Sometimes my frend Grey, who pops up in “New Bikini,” will call me, and we’ll do these little one-act role plays where I’ll be like, “OK, you’re a telemarketer and I’m a Park Avenue lady who lunches,” and we’ll go from there. I tend to revert to really deadpan characters that are slightly miffed by the situation but tolerating it. But we’re trying to push me into being these really bombastic characters—that would be ultimately the most freeing thing.
In many ways the security guard that I talked to at the exhibition is my mascot of the record. I was struck by the fact that this woman had stopped me and said, “Let me give you an overview of this thing” when in fact it was a completely subjective monologue. I loved the gall of that lady to do that. I think a lot of times when someone is offering an overview of something, it is infused with their personality. Or when someone’s asking you a question, they’re revealing something about themselves.
You held day jobs digitally restoring gems at the Natural History Museum, working at a farmer’s market, and as a photographer. How have all these different gigs shaped how you approach being a musician?
I’ve never been a careerist, especially in music. It’s always been something I live and breathe with my family.

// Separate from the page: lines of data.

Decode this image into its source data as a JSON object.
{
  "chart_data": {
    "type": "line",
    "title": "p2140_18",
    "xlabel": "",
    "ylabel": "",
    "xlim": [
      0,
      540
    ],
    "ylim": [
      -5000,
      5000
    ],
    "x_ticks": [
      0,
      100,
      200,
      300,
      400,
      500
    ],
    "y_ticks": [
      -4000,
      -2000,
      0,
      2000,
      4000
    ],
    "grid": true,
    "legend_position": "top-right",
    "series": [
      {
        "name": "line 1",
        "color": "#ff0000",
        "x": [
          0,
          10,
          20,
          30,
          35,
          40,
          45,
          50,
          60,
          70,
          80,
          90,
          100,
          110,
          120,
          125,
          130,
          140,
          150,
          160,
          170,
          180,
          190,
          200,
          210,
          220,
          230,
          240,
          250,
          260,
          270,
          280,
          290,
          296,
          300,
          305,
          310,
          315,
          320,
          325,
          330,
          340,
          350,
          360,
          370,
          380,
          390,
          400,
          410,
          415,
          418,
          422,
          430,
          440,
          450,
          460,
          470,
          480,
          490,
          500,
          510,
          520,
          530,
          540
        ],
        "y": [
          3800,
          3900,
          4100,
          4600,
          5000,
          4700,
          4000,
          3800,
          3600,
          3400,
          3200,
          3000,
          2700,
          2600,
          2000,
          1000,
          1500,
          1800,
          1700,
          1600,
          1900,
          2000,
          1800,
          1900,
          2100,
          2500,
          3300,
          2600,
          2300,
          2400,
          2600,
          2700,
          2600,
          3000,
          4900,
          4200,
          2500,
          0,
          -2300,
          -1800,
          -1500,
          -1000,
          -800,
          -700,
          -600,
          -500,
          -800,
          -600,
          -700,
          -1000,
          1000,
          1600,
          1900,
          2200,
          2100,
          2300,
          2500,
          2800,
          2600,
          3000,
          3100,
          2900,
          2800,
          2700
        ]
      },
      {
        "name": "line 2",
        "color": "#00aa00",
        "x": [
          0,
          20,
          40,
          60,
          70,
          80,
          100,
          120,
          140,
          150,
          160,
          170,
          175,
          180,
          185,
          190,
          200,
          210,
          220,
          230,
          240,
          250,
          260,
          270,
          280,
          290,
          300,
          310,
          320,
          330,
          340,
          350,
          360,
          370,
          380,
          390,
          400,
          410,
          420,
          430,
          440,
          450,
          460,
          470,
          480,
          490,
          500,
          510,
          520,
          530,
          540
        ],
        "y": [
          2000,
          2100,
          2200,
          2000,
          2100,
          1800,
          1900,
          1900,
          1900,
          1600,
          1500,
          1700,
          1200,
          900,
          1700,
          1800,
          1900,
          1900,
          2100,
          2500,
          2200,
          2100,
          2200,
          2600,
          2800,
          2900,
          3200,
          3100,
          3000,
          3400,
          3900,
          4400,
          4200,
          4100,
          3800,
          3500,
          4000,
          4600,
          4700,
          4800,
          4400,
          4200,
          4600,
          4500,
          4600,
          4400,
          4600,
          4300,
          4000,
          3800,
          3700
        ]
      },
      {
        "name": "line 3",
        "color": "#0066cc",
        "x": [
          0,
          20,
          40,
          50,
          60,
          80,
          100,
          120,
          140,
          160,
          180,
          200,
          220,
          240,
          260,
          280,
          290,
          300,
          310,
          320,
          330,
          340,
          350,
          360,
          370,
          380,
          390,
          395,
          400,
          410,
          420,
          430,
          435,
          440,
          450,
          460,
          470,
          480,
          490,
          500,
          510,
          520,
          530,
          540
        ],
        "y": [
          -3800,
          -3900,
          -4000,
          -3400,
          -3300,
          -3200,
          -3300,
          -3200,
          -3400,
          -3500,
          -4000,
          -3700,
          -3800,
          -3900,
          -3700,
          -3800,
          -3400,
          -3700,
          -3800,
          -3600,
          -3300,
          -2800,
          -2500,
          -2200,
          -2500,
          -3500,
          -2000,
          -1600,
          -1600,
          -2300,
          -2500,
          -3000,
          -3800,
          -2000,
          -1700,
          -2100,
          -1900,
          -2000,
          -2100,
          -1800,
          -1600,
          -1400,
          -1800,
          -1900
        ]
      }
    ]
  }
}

Maybe it’s also a combination of a fear of failure, or not wanting to commit myself fully because I don’t want to ruin the thing that I enjoy most in life. It’s part of my mental health practice to make sure I’m always learning about other things and not getting absorbed in the narcissistic act of putting out my own music. This record is a great example. I really didn’t think anyone was gonna hear it. But I loved making it, and it really carried me through a difficult period in my life. Music hasn’t done that for me before in this way.